GENEFINDING AND PROTEIN STRUCTURE PREDICTION WITH HIDDEN MARKOV MODELS
Professor Haussler, University of California at Santa Cruz
and Isaac Newton Institute for Mathematical Sciences, Cambridge
Abstract: With the Human Genome Project and other model organism genome sequencing projects now in full swing, databases of DNA, RNA and protein sequences are growing at an explosive rate, and the need for statistical/computational methods for biosequence analysis has become acute. Right now we need effective methods for locating genes in DNA sequences, along with their splice sites and regulatory binding sites, and for classifying new proteins to detect weak homologies to known proteins and predict their possible functions.

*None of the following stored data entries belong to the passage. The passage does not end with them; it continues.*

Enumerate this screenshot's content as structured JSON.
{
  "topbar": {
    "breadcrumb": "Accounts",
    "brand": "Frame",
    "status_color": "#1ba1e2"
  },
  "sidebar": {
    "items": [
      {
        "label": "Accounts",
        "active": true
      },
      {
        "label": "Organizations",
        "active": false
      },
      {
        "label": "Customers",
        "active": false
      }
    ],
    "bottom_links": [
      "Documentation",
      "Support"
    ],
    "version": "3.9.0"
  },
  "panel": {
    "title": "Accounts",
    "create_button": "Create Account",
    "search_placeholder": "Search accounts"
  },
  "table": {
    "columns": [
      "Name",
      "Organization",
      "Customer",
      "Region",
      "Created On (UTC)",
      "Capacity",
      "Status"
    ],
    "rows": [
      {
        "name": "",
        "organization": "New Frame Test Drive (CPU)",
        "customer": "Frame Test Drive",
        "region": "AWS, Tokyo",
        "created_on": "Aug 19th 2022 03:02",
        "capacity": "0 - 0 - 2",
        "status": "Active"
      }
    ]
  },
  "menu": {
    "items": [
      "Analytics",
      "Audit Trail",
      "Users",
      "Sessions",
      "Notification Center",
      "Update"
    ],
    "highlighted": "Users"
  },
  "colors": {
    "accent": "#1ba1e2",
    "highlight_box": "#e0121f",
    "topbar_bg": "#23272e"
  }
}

Tools available for this analysis range from simple and general text search methods to detailed protein folding models of the type used in protein threading and ab initio protein structure prediction. Hidden Markov Models (HMMs) lie somewhere in the middle of this spectrum. They are computationally efficient enough for use with large databases, yet flexible enough to be used in constructing specific, detailed statistical models of the sequence variation within a particular protein family, or within a family of related DNA binding sites. We will describe what HMMs are and how they are used in biosequence analysis. Then we will report how they performed in comparison to other methods in the CASP2 international test of protein structure prediction methods.
This seminar was held at the Department of Computer Science, Royal Holloway, University of London on 10 December 1997.